The First Born
Written By Conlan Brown
Reviewed By Michelle Sutton
Three supernatural gifts. Two thousand years of division. One moment of truth.
Hannah's head hung long brown hair in her eyes. Her face felt pasty with cold, fatigue, and pain. Arms behind her back, she sat in a chair, wrists, and ankles tied to the wooden frame, chair legs bolted to the floor. A cold car. A gun. Horror. Pain. Grief. Screaming. A windshield blistering with holes. Darkness.
It all came over her like a flood. A pouring out of pictures in her mind. But then there was one more thing. Not an image, but a feeling–that half a continent away someone else had felt it all happening too.
The Firstborn, those gifted with Foresight, Hindsight, and Insight at the time of Christ's death are divided between themselves. And when an Islamic holy man is murdered outside of his mosque it becomes apparent that one of the Firstborn was to blame. Now, with the threat of a terrorist attack on an unspeakable target the Firstborn are spiraling out of control. Leaders are dying, members are being kidnapped, and unity is being forced. Three heroes, differently gifted and divided must work together to thwart those who would go too far.
Their breakneck race against time plunges them into a world of danger and through a gauntlet across the United States. From the Riverwalk of San Antonio, where Devin Bathurst, John Temple, and Hannah Rice must protect one another from assassination, to the gritty streets of Washington DC, a paramilitary compound in Pennsylvania, and ultimately back to our nation's capital, the Firstborn must unite to prevent an impending atrocity from becoming reality.
Conlan has crafted a compelling story along the lines of such talent as Bronleewe, Dekker, and Parrish. I am truly impressed. The creativity of this story combined with a believable plot that twists around world problems in existence today is profound. This story breathes life and truth rather than destruction. Seriously. Don't let the creepy cover fool you.
Yeah, there are dark people in this story, but there is also light and self-sacrifice. Serving God rather than ourselves is a major theme, and showing just how misguided people can be when they think they know best rather than consulting God can be disastrous. This novel really makes you think. It's scary, bloody and a bit gross, but not without purpose. It's a man's man book, yet this wuss enjoyed it, too. Why? Because I enjoy an intelligent book with symbolism and truth interspersed throughout the plot.

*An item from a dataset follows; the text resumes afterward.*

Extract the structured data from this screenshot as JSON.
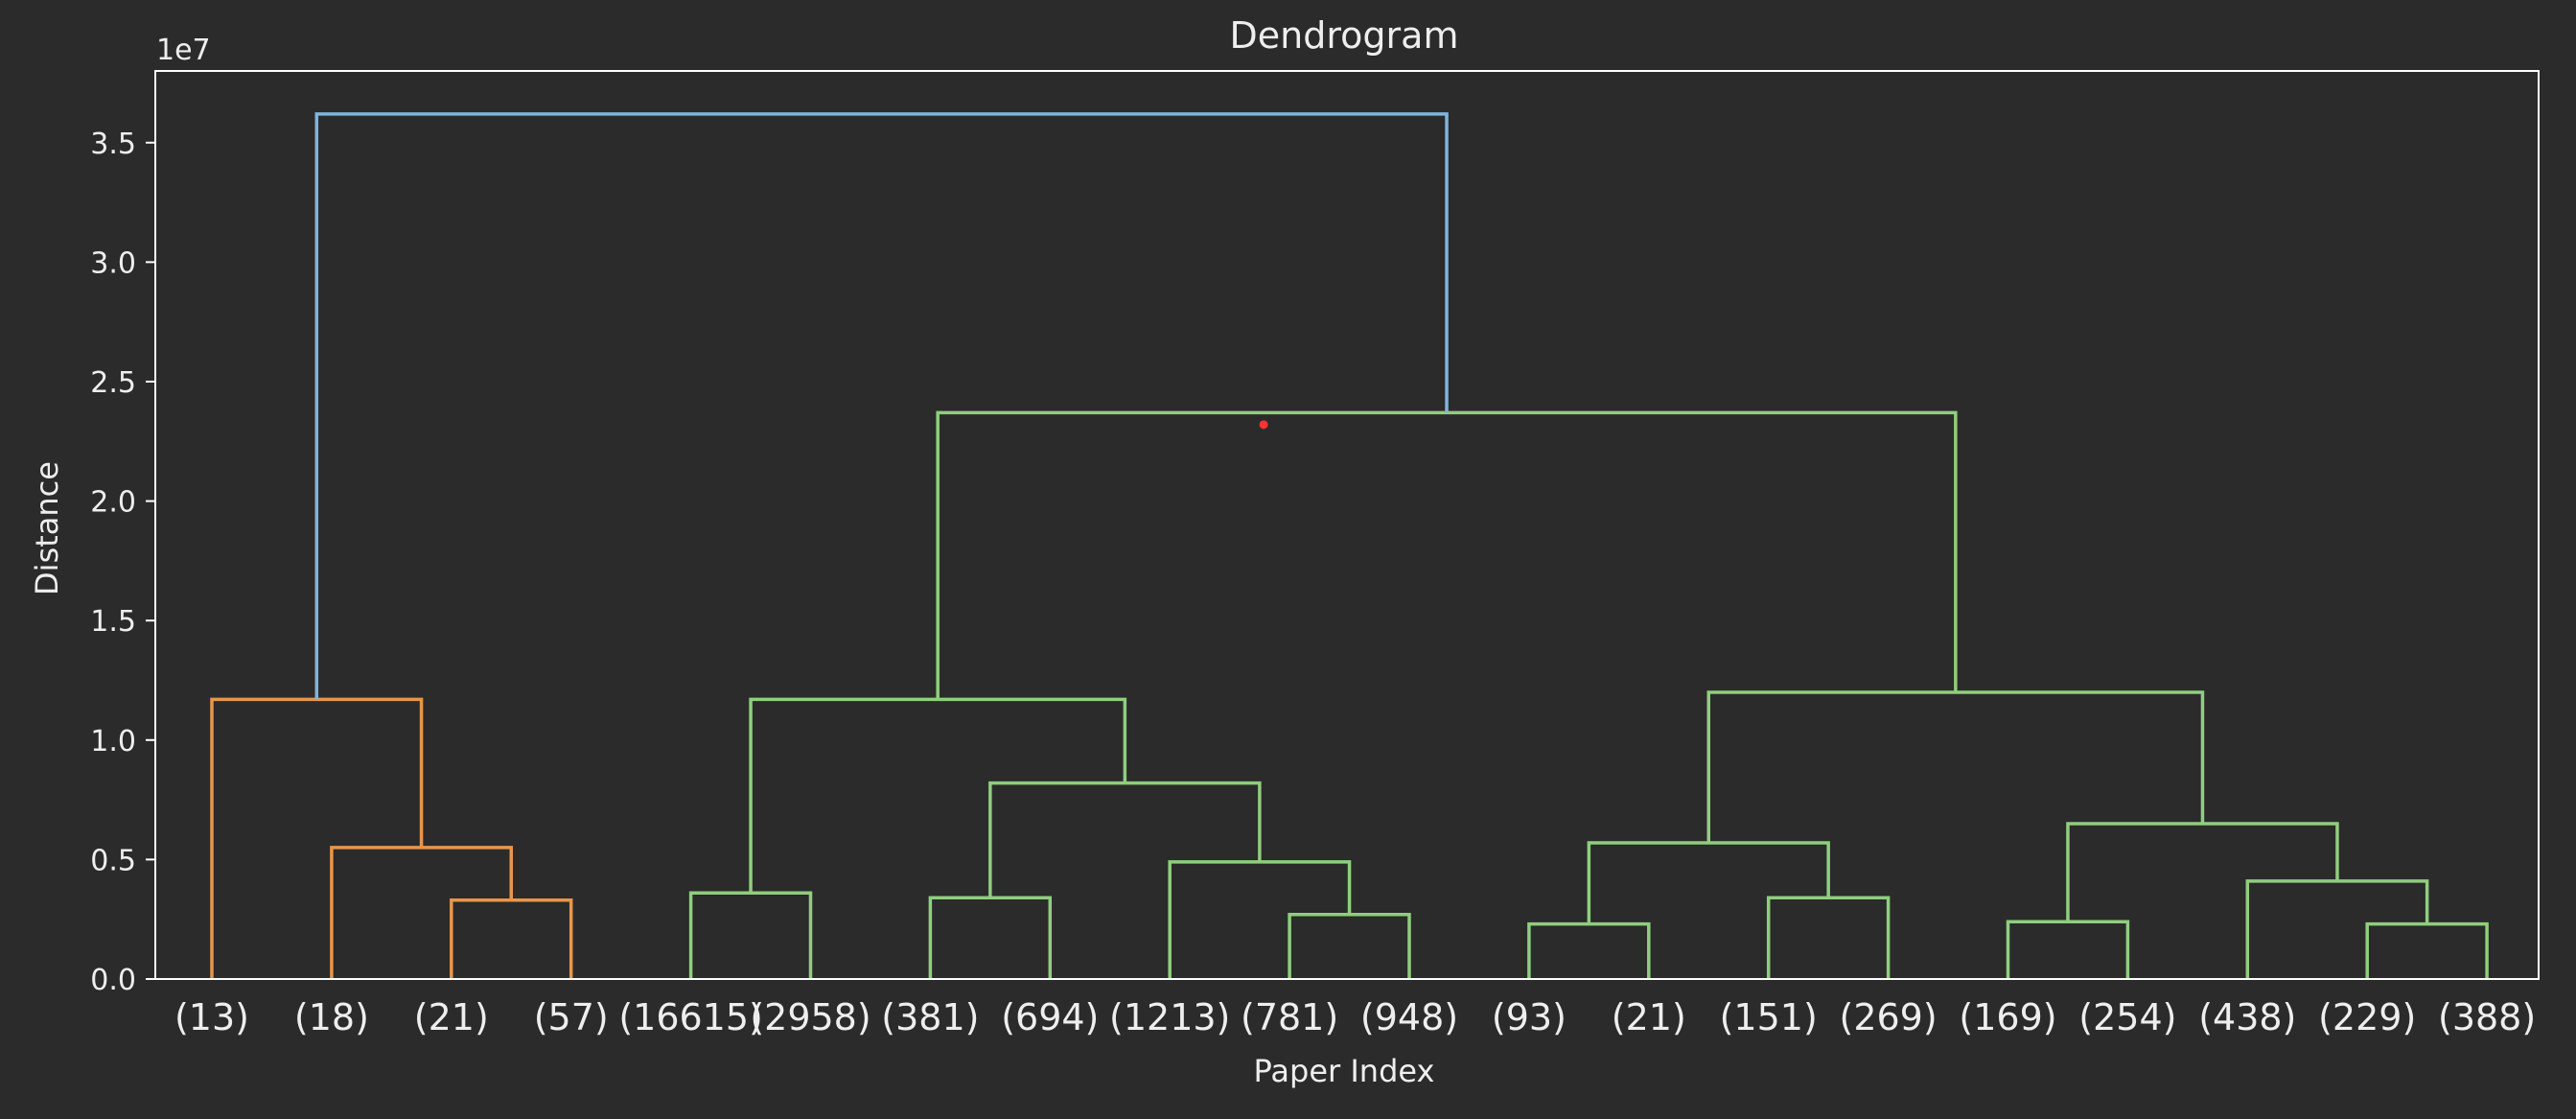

I didn't see false doctrine or new age teaching, just a storyworld with clearly fabricated spiritual gifts (this is fiction) that conveyed a real life lesson Christians need to read about and hopefully allow into their hearts. The end doesn't always justify the means, but following the God of Love is crucial. Conlan did a great job showing these things without distorting the heart of the Scriptures. Bravo!